H : Selon vous, quelles améliorations pourraient être apportées pour faciliter le quotidien d’une personne âgée en situation de handicap ?
P.P : J’oserais dire qu’ici au FAM Les Tilleuls, nous avons anticipé les besoins et les attentes des personnes accueillies. Il faut avoir à l’esprit qu’il est essentiel de bien évaluer les besoins des personnes, améliorer le quotidien d’une personne ça ne peut pas se discuter simplement du point de vue des professionnels ; le premier point, c’est un diagnostic de chaque personne accueillie, faire un constat, l’écouter, l’observer, la comprendre en quelque sorte, synthétiser ces besoins pour savoir comment améliorer son cadre de vie. Mais tout cela a des limites, car nous sommes quand même dans un espace collectif, où tout ne peut pas se faire.
H : La solitude et la précarité sont des moments que redoutent bon nombre de retraités, pensez-vous que cela soit le cas pour une personne en situation de handicap ?
P.P : La solitude est certainement le point le plus difficile à appréhender. Quand on parle avec les personnes accueillies, les premiers points qui leur semblent essentiels à surmonter, ce sont des problèmes d’ordre organisationnel : savoir faire à manger, ranger la chambre, faire le ménage, savoir faire ses courses... Par expérience, c’est toujours plus facile de résoudre ces problèmes-là, plutôt que le problème de la solitude qui est l’incontournable.

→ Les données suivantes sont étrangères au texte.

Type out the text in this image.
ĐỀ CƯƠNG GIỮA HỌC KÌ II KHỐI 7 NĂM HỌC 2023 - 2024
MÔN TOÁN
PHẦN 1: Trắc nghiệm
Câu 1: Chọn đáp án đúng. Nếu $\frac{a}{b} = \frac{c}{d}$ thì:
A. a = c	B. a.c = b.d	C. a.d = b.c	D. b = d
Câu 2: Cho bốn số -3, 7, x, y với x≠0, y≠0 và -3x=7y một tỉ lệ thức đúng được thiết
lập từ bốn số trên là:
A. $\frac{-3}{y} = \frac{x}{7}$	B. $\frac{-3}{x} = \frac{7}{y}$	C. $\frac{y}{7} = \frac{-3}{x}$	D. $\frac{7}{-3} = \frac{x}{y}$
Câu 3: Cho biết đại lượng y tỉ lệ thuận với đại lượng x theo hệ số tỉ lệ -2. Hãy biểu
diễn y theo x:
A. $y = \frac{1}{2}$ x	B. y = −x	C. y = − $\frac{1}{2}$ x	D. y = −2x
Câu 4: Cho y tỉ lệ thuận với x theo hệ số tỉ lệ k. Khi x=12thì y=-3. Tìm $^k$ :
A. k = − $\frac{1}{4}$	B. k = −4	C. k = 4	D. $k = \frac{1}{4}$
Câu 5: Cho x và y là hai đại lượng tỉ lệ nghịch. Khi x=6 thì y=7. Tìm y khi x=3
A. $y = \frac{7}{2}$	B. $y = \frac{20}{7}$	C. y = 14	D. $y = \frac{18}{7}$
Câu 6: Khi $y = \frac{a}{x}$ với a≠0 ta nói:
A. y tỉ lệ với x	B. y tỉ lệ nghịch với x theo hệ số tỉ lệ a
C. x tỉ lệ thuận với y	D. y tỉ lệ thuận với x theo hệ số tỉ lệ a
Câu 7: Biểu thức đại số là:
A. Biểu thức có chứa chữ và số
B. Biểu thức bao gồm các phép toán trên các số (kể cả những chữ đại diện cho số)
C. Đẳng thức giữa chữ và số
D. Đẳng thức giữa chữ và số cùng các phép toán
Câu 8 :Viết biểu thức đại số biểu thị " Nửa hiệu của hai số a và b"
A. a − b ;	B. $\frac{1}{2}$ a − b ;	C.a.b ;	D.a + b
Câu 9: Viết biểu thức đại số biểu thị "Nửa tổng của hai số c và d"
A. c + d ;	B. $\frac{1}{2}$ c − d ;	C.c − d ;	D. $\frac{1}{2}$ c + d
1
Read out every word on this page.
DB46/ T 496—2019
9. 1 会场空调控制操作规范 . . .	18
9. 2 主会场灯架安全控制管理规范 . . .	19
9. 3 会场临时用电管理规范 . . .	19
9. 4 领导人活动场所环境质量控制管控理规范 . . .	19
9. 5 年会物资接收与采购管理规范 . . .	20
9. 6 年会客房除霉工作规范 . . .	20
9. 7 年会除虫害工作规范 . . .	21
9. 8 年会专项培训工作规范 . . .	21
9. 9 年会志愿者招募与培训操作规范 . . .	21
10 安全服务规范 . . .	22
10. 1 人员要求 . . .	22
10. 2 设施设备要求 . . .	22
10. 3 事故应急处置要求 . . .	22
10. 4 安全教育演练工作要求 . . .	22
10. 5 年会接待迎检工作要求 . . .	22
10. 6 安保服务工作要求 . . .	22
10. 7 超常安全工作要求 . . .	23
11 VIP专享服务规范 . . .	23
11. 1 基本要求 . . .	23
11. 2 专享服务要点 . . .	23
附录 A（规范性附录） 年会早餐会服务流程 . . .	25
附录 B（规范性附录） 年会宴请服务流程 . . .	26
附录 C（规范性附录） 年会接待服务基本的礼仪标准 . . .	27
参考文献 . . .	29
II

H : Si vous aviez un message à faire passer aux lecteurs d’Handimarseille, ce serait lequel ?
P.P : Ne jamais désespérer des compétences qu’une personne en situation de handicap peut développer. Je pense qu’il faut avoir à l’esprit que les personnes que l’on accompagne, ont des ressources insoupçonnées et c’est bien les conditions de vie dans lesquelles on les met, qui vont favoriser cette émergence ou non.